The municipality of Drammen in Norway has since 2011 used seawater to provide district heat for the town. Three large heat pumps totalling 13.5 MW extract heat form a nearby fjord, which has a seawater temperature of about eight degrees at a depth of 18 metres all year round. The heat pumps can deliver a temperature of up to 90 °C. The heat pumps annually provide 67 GWh of heating, covering the needs of around 6,000 homes and currently 63% of the municipality’s district heating needs. A few years back, when the heat demand was lower, the heat pumps covered up to 85%.
The climate impact depends on the emissions associated with the electricity used by the heat pumps and the heat generation replaced. The heat pumps in Drammen have replaced a mixture of fuel oil, biomass and electric boilers and reduced emissions by around 8 ktCO2.
If all the Nordic municipalities with a district heating network next to the sea installed a similar system and produced 67 GWh of heat – or in the case of smaller networks, up to 63% of their heat – from sea water, it could replace 7 TWh of fossil heat production and reduce emissions by 1.4 MtCO2.
Costs and savings
The costs of seawater heat utilisation come from the pipeline into the sea to reach water of a stable temperature, the heat pump plant, electricity used by the pumps and a possible extension to the district heat network or fortification of the grid. As heat pumps often do not fully replace a heat or cogeneration plant in the district heating network, we compare the heat pump cost to the variable cost of thermal plants. We estimate the weighted average abatement cost in the Nordics to be –19 €/tCO2. The cost varies between the Nordic countries as a result of the differing taxes applied to heat pump electricity. In Drammen, the heat pumps have already recovered the investment.
Replacing fuel combustion with heat pumps cuts air pollution.

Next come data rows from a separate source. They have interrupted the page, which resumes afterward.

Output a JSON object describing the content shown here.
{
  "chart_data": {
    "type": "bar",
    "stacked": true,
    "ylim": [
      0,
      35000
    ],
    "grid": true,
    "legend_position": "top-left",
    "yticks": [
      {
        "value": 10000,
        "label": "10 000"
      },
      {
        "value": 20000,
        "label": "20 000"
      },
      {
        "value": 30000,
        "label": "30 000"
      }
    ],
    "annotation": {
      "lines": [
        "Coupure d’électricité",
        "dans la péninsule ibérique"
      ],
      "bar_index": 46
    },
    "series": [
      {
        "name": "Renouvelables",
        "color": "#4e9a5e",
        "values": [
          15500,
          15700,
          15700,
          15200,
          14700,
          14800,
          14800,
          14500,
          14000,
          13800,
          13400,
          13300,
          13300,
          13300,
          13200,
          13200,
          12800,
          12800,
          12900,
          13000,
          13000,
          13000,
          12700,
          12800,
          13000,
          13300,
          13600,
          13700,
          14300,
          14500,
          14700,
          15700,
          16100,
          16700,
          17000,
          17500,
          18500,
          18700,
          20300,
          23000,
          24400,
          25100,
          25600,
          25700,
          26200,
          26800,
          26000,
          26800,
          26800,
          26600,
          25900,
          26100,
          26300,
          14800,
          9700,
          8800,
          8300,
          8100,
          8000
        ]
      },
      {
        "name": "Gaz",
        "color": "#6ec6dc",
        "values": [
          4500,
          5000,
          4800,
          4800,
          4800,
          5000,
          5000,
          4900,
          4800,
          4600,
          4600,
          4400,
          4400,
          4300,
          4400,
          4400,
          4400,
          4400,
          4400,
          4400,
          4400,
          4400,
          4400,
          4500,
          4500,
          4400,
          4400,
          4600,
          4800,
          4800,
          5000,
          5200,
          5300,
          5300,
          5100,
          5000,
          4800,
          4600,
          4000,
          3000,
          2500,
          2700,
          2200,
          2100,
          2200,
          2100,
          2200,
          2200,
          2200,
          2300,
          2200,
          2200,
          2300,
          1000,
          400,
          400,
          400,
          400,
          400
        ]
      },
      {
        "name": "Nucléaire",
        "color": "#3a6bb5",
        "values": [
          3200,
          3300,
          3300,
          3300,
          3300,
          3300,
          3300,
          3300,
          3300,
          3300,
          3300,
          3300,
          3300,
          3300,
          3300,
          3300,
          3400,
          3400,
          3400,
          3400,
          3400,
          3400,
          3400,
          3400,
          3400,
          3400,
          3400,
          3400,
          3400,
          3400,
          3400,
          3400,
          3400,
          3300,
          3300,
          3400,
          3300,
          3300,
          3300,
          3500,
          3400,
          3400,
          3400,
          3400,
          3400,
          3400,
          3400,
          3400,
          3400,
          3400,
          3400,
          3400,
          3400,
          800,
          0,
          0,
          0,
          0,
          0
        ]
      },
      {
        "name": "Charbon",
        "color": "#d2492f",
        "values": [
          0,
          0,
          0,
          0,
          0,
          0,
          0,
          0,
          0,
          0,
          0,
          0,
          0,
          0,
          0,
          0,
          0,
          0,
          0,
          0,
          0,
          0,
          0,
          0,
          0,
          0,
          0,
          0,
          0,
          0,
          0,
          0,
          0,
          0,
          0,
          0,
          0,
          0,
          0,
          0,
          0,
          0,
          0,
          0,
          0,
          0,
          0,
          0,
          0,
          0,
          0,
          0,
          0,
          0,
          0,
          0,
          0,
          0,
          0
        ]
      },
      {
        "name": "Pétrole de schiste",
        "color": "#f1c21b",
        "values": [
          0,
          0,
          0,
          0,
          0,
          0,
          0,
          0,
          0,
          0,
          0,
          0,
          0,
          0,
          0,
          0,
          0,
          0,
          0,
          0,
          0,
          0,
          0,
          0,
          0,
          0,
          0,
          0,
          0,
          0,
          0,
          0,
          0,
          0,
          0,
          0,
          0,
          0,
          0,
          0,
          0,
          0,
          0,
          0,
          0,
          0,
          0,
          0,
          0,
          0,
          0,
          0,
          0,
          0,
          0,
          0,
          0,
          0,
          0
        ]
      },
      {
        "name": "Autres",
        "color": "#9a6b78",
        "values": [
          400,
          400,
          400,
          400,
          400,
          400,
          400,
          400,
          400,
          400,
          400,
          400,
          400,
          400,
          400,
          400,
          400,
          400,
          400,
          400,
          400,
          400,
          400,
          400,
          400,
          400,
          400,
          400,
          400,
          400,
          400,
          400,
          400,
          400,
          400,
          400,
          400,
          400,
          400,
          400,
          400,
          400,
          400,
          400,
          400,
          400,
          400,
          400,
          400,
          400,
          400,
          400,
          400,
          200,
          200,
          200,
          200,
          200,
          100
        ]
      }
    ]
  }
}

It also reduces the need to import fossil fuels and increases energy security. Heat pumps can be used to provide flexibility to the energy system – instead of ramping up a fossil power plant, the heat pumps can be switched off during a power demand peak.
- To operate a seawater heat pump during winter, it needs access to water that is well above zero degrees. If the sea is not sufficiently deep near the shore, the piping needed can become long and expensive.
- The heat source needs to be located close to the heat users so that the investment in the extended pipe infrastructure and heat losses do not become too large, and there needs to be space available for the facility.
- The facility also requires a significant amount of electricity, so the electricity grid in the desired location must be strong enough or it must be fortified, which adds costs.
- The initial investment for the heat pump facility is often large, and therefore the heat pumps require a sufficient number of load hours to keep the price of the heat down. In some networks this may be restricted by the existing heat production system.
- The required district heating water temperature in winter may be higher than can be provided by heat pumps and the heat requires priming. If this cannot be done with existing facilities, it can become expensive.
- The price of the main input, electricity, can limit the profitability of the investment.
- Seawater is free and, when deep enough, a stable source of heat.
- Seashore with sufficient depth close to the network keeps the piping costs low.
- Enough use hours, relatively inexpensive electricity and high fossil fuel taxes make heat pumps profitable.
- Low network temperature allows the heat to be used without priming.